China has restarted work on Beijing metro and railway projects that were suspended to prevent the spread of Covid-19, the official Xinhua news agency reported today.

Zhou Guanghui, a director of the Beijing Major Projects Construction Headquarters, said the city had resumed 21 rail transit projects with a combined investment value of $4.8bn, including 16 sections of metro lines with a total length of 305km, and five railway projects with a total length of 132km.

Kou Dingtao, a site engineering director on one of the metro schemes, added that 1,500 workers were tested for the virus before they resumed work.

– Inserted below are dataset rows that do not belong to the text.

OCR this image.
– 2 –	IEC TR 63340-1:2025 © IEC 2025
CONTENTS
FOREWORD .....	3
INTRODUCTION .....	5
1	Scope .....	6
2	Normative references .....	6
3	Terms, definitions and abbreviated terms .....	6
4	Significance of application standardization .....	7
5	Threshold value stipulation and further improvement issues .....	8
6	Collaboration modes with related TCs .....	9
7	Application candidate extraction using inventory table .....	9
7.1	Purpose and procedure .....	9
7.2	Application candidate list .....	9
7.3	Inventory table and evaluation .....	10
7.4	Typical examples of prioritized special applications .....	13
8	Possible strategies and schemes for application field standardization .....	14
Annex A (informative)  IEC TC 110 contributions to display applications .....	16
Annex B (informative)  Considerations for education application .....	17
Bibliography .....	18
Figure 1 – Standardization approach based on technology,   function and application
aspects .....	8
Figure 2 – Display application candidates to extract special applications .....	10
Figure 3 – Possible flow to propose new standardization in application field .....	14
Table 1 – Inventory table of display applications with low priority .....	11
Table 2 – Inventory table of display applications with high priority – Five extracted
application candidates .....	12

Meanwhile, Korean equipment supplier Doosan Infracore reported that it had received orders for 32 22-tonne excavators from two infrastructure construction companies based in China’s Jilin Province, which borders North Korea, signalling a recovery in activity there.

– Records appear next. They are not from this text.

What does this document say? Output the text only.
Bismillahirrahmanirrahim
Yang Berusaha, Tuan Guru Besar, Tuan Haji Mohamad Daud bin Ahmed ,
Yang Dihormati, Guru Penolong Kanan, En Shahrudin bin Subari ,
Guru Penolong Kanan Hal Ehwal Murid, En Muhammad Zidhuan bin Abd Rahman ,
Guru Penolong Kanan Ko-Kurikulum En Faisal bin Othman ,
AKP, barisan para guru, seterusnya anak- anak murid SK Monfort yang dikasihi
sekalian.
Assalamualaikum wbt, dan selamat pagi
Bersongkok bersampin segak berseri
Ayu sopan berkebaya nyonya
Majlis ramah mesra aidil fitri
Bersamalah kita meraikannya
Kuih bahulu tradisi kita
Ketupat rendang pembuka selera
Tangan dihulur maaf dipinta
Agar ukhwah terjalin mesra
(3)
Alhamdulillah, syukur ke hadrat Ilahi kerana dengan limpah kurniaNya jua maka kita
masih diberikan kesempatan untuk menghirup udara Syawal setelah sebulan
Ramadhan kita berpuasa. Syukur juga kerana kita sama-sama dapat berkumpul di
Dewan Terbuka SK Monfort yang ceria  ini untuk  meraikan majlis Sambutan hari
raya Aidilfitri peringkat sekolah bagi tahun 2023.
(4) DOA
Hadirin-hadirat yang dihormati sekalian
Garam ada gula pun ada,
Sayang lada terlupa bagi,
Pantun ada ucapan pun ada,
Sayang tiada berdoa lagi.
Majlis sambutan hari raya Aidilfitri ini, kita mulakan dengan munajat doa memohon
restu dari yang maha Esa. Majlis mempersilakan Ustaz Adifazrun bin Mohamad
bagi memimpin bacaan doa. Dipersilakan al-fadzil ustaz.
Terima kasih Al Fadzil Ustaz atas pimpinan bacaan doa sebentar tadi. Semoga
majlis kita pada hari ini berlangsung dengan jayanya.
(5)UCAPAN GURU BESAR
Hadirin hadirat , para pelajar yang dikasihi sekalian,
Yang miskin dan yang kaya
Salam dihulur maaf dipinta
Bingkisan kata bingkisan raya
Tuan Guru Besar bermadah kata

Doosan announced the contract yesterday, following a marked slowing of coronavirus infection in China. The buyers will use the excavators to build subways, highways and bridges in Changchun city.

An official from the Korean company said: "Demand from the Chinese market is returning to normal following the slowdown in the last two months," adding that it expected to sell 10 more in the near future.

In other signs of a return to normal life, register offices were re-opened in Wuhan, the presumed origin of the outbreak, and children returned to school in Shaanxi Province, in the northwest of the country – with facemasks added to the uniform and body temperature screens to the classrooms.